Der Gesangverein besteht im Jahr 2023 aus 25 aktiven Sängerinnen und Sängern und 21 passiven Mitgliedern. Um bei Chorauftritten die einzelnen Stimmen gut besetzen zu können, beschließen die Chöre „Heiderose“ Stadensen und „Frohsinn“ Hösseringen als Chorgemeinschaft aufzutreten. Chorleiter dieser beiden Chöre ist Walter Schlothane, was das Einstudieren der vorzutragenden Lieder erleichtert.

Wie schon bei der Vereinsgründung im Jahre 1888 ist das Hauptziel des Gesangvereins die Vereinigung von Menschen, die Freude am Gesang haben, zu einer festen Gemeinschaft. Der Chor will aber auch den Zuhörern durch die Schönheit des Liedes Freude bereiten und nicht zuletzt Geselligkeit pflegen, denn auch sie gehört zum festen Bestandteil einer wahren menschlichen Gemeinschaft.


Die Heiderose-Harmoniker
von Rolf Alpers

Anfang des Jahrtausends kam bei einigen Sängern im Gesangverein „Heiderose“ der Wunsch auf, innerhalb des Gesangvereins einen Männerchor zu etablieren. Ein offizielles Gründungsdatum gibt es nicht; erste Übungsabende fanden ab 2001 statt. Das erste öffentliche Konzert gab der Chor unter dem Namen „Heiderose-Harmoniker“ am 5.11.2006 im Schützenhaus Kallenbrock. Es folgten Auftritte auf privaten Feiern. Ab 2008 zählten die adventlichen Konzerte beim „Uelzener Weihnachtszauber“ in der Uelzener Sankt-Marien-Kirche zum festen Programm. Unbestrittener Höhepunkt war das abendfüllende Konzert in der Uelzener Kulturnhalle am 23.9.2011 mit dem Titel „Heide-Moll und Rosen-Dur – A Capella von Capri bis Kaktus“. In den folgenden Jahren gab es ein Konzert im Sommerbad Stadensen und immer wieder Weihnachtskonzerte in der Sankt-Marien-Kirche Uelzen und in der Uelzener Residenz „Rosenmauer“. Am 15.3.2013 gestalteten die „Heiderose-Harmoniker“ zusammen mit dem Gesangverein „Heiderose“ ein Programm zum 125-jährigen Bestehen des Gesangvereins.

Heiderose-Harmoniker 2010
Heiderose-Harmoniker 2010 (v.l.n. r.: Klaus Neumann, Hans-Heinrich Warnecke, Bernd Lange, Rolf Alpers, Walter Schlothane, Gerd Reckow, Matthias Rüger, Ulrich Schulze, Günter Porn, Rainer Altmann)

Die „Heiderose-Harmoniker“ begannen mit 8 Sängern.
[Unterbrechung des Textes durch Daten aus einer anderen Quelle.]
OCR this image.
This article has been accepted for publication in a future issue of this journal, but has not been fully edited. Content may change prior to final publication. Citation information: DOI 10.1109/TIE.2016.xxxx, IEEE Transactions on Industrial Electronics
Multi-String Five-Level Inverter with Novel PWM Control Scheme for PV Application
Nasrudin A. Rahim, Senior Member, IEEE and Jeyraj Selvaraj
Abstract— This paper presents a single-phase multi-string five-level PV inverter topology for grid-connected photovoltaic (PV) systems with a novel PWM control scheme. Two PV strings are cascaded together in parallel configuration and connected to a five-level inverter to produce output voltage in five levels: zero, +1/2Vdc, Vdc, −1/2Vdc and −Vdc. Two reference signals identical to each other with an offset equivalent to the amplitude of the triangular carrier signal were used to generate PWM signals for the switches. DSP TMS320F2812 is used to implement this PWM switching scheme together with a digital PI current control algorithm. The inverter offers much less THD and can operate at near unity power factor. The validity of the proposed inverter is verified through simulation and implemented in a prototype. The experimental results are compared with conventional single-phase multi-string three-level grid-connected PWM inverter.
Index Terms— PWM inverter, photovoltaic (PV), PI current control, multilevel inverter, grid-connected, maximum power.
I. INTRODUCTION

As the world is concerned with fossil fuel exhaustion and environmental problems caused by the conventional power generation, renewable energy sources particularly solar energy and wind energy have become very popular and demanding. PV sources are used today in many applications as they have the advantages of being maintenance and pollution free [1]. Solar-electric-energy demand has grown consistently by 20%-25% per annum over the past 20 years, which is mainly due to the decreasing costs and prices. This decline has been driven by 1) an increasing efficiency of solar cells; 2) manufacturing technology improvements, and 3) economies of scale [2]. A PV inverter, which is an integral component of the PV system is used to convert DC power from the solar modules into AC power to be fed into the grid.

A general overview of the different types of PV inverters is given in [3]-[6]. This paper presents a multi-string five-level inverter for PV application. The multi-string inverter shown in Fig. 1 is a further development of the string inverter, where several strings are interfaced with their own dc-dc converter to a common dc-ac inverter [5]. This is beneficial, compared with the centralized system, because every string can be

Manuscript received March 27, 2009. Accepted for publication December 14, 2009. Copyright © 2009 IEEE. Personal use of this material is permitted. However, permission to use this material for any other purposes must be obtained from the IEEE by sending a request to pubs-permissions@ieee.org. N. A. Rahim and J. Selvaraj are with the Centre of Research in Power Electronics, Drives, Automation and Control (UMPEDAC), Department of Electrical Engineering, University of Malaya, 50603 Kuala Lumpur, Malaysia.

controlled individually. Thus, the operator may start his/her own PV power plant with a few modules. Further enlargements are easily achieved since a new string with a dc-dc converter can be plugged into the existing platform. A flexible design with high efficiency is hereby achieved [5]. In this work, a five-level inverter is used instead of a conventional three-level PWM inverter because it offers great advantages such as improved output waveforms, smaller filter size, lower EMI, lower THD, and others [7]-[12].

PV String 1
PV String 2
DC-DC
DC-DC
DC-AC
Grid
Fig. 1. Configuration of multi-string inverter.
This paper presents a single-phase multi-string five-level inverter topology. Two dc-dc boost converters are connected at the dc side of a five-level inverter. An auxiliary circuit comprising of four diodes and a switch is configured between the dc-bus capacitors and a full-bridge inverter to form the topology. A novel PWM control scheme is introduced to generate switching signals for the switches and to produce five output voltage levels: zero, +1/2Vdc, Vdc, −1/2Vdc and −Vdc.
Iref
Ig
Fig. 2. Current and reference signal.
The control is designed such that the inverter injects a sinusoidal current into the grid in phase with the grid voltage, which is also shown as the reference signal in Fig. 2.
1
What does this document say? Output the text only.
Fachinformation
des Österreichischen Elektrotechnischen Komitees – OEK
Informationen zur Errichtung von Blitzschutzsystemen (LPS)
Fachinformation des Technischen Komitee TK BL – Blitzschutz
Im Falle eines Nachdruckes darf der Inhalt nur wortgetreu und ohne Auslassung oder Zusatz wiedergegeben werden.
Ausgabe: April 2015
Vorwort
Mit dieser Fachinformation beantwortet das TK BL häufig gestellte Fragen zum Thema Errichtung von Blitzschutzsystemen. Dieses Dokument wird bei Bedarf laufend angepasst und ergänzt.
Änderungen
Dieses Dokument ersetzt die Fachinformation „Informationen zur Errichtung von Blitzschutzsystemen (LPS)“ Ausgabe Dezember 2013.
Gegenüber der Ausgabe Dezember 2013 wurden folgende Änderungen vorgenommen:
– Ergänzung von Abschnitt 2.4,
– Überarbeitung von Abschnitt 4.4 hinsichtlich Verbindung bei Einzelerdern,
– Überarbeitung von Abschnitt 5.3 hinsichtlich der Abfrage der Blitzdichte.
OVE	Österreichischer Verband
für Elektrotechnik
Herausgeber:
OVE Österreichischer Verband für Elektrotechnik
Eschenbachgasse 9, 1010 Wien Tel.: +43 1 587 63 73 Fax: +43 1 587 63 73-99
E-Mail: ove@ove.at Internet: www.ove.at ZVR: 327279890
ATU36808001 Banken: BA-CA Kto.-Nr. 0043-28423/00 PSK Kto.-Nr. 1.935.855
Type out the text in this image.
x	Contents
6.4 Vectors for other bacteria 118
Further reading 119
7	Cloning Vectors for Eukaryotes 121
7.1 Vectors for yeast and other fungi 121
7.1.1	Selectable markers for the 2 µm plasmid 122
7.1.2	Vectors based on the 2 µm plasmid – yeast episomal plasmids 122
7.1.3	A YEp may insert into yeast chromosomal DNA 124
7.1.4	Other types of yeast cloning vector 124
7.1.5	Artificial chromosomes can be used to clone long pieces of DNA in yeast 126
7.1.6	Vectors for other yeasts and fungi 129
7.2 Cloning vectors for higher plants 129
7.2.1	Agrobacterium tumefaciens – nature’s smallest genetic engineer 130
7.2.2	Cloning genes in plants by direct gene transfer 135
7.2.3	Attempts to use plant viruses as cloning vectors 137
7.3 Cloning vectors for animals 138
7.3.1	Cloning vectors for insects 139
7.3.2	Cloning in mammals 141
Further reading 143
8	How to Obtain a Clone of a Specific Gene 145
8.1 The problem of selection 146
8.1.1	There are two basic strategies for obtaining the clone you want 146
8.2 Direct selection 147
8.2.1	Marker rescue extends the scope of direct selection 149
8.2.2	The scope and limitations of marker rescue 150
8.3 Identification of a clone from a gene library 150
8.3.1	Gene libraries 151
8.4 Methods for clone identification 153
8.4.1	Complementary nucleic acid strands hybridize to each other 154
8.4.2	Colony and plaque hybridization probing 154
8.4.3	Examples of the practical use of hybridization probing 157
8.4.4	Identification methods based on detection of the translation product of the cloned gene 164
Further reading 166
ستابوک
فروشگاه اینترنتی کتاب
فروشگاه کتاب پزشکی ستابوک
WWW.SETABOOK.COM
Später wuchs die Truppe auf bis zu 12 Mitglieder an. Von Beginn an leitete Walter Schlothane den Chor. Nach den letzten Auftritten im Jahr 2016 machte sich das Alter bemerkbar. Nach Wechsel von Sängern vom Tenor zum Bass und nach zwei Todesfällen war der Chor nicht mehr singfähig und löste sich etwa 15 Jahre nach seiner Gründung auf.

Quellen:
Edda Bombeck-Schulz, Claudia Lindloff und Monika Schlothane: Gesangverein „Heiderose“ Stadensen.
Rolf Alpers: Die Heiderose-Harmoniker.